Radyo Pilipino Dumaguete (DYRM)

Dumaguete; Philippines;
- Broadcast area: Southern Negros Oriental and surrounding areas
- Frequency: 1134 kHz
- Branding: DYRM 1134 Radyo Pilipino

Programming
- Languages: Cebuano, Filipino
- Format: News, Public Affairs, Talk
- Network: Radyo Pilipino

Ownership
- Owner: Radyo Pilipino Corporation; (Philippine Radio Corporation);

History
- First air date: 1959
- Former names: Radyo Asenso
- Former frequencies: 1120 kHz (1959–1978)
- Call sign meaning: Ramon Magsaysay

Technical information
- Licensing authority: NTC
- Class: C, D, E
- Power: 1,000 watts
- ERP: 5,000 watts

= DYRM =

Radio station in Dumaguete, Philippines

DYRM (1134 AM) Radyo Pilipino is a radio station owned and operated by Radyo Pilipino Corporation through its licensee Philippine Radio Corporation. Its studios and transmitter are located at Brgy.

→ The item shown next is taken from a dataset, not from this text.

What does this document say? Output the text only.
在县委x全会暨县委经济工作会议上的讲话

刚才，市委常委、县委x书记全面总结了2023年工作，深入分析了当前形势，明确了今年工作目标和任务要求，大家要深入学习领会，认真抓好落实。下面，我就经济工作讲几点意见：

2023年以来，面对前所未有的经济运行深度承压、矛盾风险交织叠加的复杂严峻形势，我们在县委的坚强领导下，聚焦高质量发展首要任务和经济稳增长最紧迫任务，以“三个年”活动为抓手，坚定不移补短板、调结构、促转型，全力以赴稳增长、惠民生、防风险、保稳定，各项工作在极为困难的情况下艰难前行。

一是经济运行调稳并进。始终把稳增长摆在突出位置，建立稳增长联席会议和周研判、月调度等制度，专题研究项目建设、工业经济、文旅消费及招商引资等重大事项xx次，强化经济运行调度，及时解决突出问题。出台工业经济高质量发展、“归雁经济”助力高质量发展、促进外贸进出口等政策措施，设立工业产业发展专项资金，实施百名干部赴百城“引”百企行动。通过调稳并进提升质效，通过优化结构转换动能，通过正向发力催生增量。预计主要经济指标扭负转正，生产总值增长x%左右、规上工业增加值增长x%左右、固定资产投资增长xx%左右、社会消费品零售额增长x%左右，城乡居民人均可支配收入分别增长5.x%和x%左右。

Calindagan, Dumaguete. DYRM is the pioneer AM station in Negros Oriental.

It was formerly owned by Allied Broadcasting Center from its inauguration until 1983, when the Radio Corporation of the Philippines acquired the station. Based on a survey conducted by Kantar in early 2017, it is ranked #2 most listened to AM station.